I’ll give you a hint: it comes from the exoskeletons of shellfish.
Chitosan, pronounced kahy-tuh-san, is a complex molecule classified as a carbohydrate. It is attracting attention in both weight loss and medical communities due to its unique benefits. But how does it work?
Chitosan and Fat Loss
In diet pills, chitosan is often described as a fat blocker. Aptly named, fat blockers allegedly stop the digestive system from absorbing fats. Instead, recently consumed fats pass through the body and don’t contribute to weight gain.
Because of numerous claims chitosan is a fat blocker, several research studies examined chitosan’s effects on weight loss. A review of 14 chitosan trials drew these conclusions:
“There is some evidence that chitosan is more effective than placebo in the short-term treatment of overweight and obesity. However, many trials to date have been of poor quality and results have been variable. Results obtained from high quality trials indicate that the effect of chitosan on body weight is minimal and unlikely to be of clinical significance.”
Still, chitosan caused no adverse side effects in these studies, indicating it’s a safe diet pill ingredient.
Taking chitosan as part of a weight loss plan can be beneficial.

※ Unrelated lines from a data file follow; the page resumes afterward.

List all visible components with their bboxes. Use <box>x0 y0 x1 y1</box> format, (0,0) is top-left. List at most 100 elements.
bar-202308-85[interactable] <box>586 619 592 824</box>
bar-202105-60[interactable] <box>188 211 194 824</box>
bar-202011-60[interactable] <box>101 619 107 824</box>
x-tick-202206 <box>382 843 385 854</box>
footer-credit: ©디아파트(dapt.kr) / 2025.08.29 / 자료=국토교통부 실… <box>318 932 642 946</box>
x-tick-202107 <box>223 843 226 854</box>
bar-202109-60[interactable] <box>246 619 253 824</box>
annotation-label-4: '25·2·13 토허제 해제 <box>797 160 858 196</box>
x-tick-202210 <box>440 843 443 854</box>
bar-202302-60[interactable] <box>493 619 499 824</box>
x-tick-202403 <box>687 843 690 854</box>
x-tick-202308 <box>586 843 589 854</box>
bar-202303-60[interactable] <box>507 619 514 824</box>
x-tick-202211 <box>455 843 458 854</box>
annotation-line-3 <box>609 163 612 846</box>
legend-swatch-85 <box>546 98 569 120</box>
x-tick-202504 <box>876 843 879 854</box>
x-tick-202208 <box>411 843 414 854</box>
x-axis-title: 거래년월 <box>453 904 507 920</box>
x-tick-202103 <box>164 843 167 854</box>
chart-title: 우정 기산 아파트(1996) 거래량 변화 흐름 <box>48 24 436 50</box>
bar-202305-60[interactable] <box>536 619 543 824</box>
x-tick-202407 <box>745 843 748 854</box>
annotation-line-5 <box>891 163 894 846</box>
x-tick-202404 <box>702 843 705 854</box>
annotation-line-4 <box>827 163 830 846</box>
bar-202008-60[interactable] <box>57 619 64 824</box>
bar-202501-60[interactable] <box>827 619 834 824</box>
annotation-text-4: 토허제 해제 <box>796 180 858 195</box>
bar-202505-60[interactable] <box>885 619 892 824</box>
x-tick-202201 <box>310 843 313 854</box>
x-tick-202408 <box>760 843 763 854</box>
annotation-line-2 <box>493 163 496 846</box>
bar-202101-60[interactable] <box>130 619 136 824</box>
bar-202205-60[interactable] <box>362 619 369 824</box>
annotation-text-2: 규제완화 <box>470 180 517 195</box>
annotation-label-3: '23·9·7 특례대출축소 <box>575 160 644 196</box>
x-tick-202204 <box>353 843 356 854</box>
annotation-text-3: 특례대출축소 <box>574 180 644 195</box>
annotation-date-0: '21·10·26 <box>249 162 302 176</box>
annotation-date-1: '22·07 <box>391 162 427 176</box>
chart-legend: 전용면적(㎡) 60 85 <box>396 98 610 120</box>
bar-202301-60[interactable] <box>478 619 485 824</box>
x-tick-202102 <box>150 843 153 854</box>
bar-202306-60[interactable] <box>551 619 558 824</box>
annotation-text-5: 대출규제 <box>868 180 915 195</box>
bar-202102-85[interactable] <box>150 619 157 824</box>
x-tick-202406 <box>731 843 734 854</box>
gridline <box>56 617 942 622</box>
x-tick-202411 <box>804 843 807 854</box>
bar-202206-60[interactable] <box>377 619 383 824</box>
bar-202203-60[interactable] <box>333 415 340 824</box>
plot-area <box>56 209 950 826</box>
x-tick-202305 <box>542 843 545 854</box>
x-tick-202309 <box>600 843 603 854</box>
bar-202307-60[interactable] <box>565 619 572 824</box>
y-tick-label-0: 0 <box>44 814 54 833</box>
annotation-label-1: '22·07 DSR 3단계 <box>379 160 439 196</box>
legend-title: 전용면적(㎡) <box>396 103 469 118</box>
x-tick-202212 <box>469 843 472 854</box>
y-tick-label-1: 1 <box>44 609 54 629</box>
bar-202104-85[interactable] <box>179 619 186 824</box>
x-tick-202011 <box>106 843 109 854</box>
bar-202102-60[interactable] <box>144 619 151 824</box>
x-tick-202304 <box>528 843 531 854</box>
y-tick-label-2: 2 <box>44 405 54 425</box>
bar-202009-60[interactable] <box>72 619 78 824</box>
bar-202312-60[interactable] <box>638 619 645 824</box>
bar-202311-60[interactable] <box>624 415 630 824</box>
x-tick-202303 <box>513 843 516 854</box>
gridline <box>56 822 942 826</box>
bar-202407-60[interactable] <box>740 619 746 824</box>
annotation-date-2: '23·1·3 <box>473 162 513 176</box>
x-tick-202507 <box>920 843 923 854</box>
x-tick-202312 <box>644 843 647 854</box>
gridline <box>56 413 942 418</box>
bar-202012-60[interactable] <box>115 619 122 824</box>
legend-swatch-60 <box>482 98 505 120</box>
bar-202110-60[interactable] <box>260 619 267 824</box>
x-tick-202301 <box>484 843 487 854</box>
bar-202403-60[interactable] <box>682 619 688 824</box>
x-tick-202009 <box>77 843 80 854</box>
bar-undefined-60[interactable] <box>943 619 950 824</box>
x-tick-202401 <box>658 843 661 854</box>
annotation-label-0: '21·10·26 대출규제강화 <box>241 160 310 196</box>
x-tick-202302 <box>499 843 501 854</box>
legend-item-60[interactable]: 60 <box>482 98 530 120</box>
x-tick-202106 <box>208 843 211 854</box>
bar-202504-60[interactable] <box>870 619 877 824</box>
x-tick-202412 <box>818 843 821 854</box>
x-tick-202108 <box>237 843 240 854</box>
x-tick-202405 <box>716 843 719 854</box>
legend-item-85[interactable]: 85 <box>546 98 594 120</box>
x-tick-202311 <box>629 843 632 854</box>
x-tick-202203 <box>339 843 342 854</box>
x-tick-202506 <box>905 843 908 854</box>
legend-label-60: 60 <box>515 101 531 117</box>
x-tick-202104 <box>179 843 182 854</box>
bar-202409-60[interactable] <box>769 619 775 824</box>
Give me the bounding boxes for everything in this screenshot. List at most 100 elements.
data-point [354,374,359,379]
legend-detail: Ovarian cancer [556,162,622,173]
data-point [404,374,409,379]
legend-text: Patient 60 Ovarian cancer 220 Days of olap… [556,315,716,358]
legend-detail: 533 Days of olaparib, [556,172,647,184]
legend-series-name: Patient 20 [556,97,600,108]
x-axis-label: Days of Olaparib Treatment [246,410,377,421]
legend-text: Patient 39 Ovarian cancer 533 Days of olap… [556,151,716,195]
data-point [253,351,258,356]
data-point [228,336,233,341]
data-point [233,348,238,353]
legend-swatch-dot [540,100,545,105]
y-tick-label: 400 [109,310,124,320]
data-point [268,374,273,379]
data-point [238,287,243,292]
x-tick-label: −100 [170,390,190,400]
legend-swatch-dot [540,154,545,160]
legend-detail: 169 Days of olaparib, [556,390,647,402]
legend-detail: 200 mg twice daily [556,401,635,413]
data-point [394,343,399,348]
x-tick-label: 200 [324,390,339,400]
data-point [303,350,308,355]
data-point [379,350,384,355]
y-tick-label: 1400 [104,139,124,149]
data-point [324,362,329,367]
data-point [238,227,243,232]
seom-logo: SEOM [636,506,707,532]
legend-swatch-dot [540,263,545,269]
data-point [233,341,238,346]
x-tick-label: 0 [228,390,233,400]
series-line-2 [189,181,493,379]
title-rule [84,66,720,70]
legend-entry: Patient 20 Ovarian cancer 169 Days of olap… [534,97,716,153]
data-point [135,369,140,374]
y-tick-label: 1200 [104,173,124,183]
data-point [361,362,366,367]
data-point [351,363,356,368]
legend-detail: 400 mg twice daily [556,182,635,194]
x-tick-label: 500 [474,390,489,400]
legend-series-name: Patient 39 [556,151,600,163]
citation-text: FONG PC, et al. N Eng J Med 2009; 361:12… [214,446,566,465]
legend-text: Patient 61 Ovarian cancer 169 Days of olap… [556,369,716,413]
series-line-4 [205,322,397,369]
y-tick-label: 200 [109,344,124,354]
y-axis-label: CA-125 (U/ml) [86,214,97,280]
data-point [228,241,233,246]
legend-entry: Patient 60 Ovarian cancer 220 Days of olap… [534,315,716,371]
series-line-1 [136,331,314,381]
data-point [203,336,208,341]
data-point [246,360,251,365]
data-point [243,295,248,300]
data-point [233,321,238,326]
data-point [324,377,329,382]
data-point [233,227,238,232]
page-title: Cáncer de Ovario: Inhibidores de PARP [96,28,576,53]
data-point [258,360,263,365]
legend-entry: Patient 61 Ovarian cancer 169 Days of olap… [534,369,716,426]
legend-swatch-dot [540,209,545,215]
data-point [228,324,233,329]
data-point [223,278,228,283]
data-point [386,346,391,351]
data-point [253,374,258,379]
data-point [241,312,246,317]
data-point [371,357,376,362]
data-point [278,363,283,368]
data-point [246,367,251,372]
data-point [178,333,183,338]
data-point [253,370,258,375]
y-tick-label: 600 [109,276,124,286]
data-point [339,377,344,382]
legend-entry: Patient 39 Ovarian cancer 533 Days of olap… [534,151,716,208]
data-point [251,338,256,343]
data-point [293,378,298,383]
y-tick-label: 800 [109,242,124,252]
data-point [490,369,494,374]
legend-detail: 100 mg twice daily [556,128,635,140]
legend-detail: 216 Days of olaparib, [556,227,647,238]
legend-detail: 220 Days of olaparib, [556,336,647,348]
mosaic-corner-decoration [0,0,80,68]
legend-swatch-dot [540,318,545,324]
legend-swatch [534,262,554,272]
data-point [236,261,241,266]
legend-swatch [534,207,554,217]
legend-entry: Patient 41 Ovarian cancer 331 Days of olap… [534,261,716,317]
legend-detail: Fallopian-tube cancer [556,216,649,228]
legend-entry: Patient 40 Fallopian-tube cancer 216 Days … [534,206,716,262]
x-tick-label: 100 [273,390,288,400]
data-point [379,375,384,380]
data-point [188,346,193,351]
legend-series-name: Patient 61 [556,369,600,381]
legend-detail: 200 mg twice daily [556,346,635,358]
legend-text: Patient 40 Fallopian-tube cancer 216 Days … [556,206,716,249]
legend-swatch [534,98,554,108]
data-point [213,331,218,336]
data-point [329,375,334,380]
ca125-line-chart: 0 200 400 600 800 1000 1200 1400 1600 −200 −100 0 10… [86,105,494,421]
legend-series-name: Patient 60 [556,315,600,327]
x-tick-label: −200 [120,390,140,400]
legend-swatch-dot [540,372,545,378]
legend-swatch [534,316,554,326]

However, it works best when combined with a reduced-calorie diet.
Chitosan as a Dietary Fiber
Another weight loss related use for chitosan is as a dietary fiber. Chitosan is a carbohydrate molecule which doesn’t digest, qualifying it as a dietary fiber.
An examination of several dietary fibers listed chitosan as one that is highly viscous. This means it forms a gel-like consistency. That’s an important quality in a dietary fiber. A viscous fiber not only expands to create feelings of satiety but also alters food absorption.
A 2011 scientific review of several dietary fibers included chitosan. According to the Linus Pauling Institute, this study showed two-thirds of chitosan studies resulted in weight loss. While this weight loss was generally minimal, this is still evidence chitosan benefits weight loss.
Chitosan and Cholesterol
Further chitosan research indicates it is helpful for reducing cholesterol levels in certain people. The studies aren’t entirely conclusive yet, but the results are intriguing enough that scientists continue to study this potential chitosan benefit.
The earliest study of chitosan’s effects on cholesterol was done in 1993. Participants in this study excreted above normal amounts of bile acids, which reduced their blood cholesterol levels.
A more extensive study took place in 2005. In total, 95 people participated in this study from beginning to end. Daily dosages of 1,200 to 2,400 mg chitosan proved effective at lowering LDL cholesterol. Most patients in this study were at risk for cardiovascular disease. Consequently, their cholesterol levels were already somewhat elevated, meaning chitosan had more available cholesterol to bind to and remove.
Chitosan and Wound Healing
One exciting chitosan use is its amazing abilities in slowing blood loss and healing damaged tissues. Animal studies of this chitosan property show it creates the following benefits:
- Stops severe bleeding more quickly
- Encourage skin growth over wounds
- Bind cut skin together quickly
Currently, chitosan is not commercially sold for these purposes. But, these studies provide further evidence of chitosan’s importance and versatility.
A Last Look at Chitosan’s Benefits
Research on chitosan’s benefits is still ongoing. However, you can still enjoy its positive benefits by taking a dietary supplement featuring this ingredient. When combined with a healthy lifestyle, chitosan has a lot to offer.